C'est un peu comme le mariage du meilleur de Carlos Reygadas (pas évident à trouver) avec une véracité psychologique à la Ulrich Seidl. Vous ne voyez sûrement pas ce que je veux dire, mais d'une certaine façon, moi non plus. D'ailleurs, à ce stade, il me faut bien avouer que j'ai hésité à très mal noter ce film, à le descendre carrément (en déclarant que je m'y suis mortellement ennuyé), pour au final déclarer mentalement et intérieurement qu'il fallait attirer l'attention de la communauté de mes lecteurs (c'est-à-dire entre 2 et 4 personnes) sur son cas. Ce qui ne sert à rien, par ailleurs, puisque le film n'est quasiment pas visible en salle.

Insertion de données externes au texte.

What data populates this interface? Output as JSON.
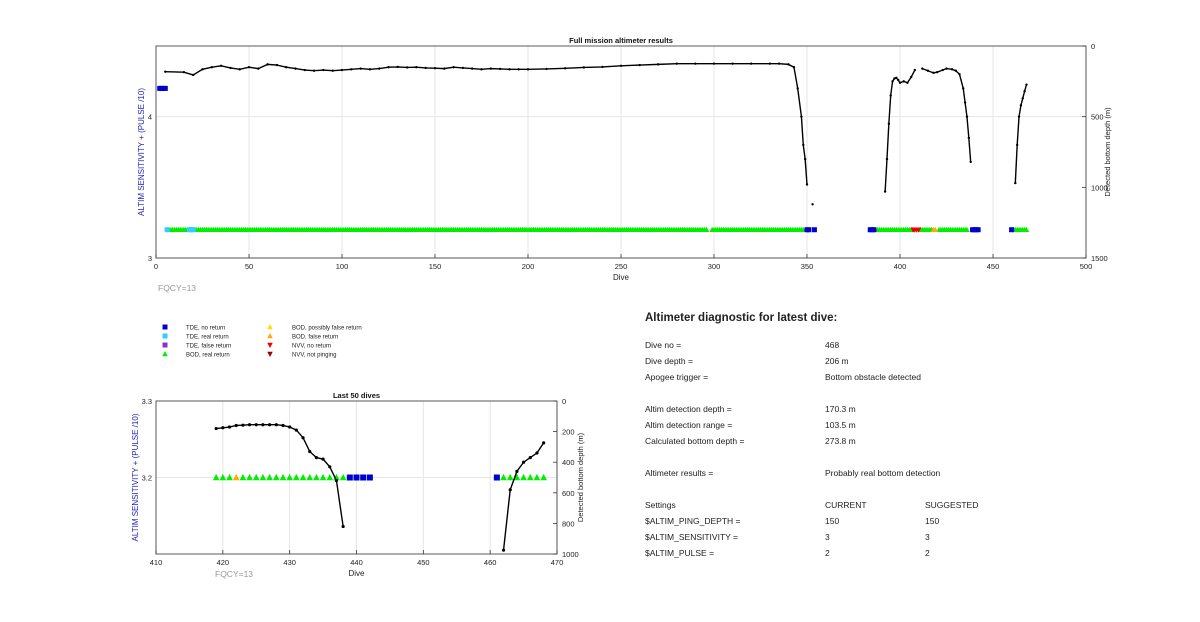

Bref, vous ne le verrez pas, je l'ai vu : et du coup, en imaginant que de ce salmigondis d'images curieuses et prétendument inoffensive sorte un futur grand réalisateur, je pourrai dire que j'y étais.

Sinon, il est question de suivre plusieurs personnages d'un quartier résidentiel qui ne se connaissent pas, et de décrire ce faisant quelques turpitudes de la nature humaine de façon assez cruelle et parfois amusante (masturbation féminine sur machine à laver en fin de cycle, l'essorage comme palliatif à l'absence de sextoy). Le film se complique quand il mêle à cette froide rhétorique des éléments oniriques incongrus, et quand il finit même par essayer d'insuffler un peu de thriller dans une trame tissée à la manière Haneke.

C'est à la fois étonnant et consternant, et pour une fois, je refuse donc de donner un avis tranché. Et toc.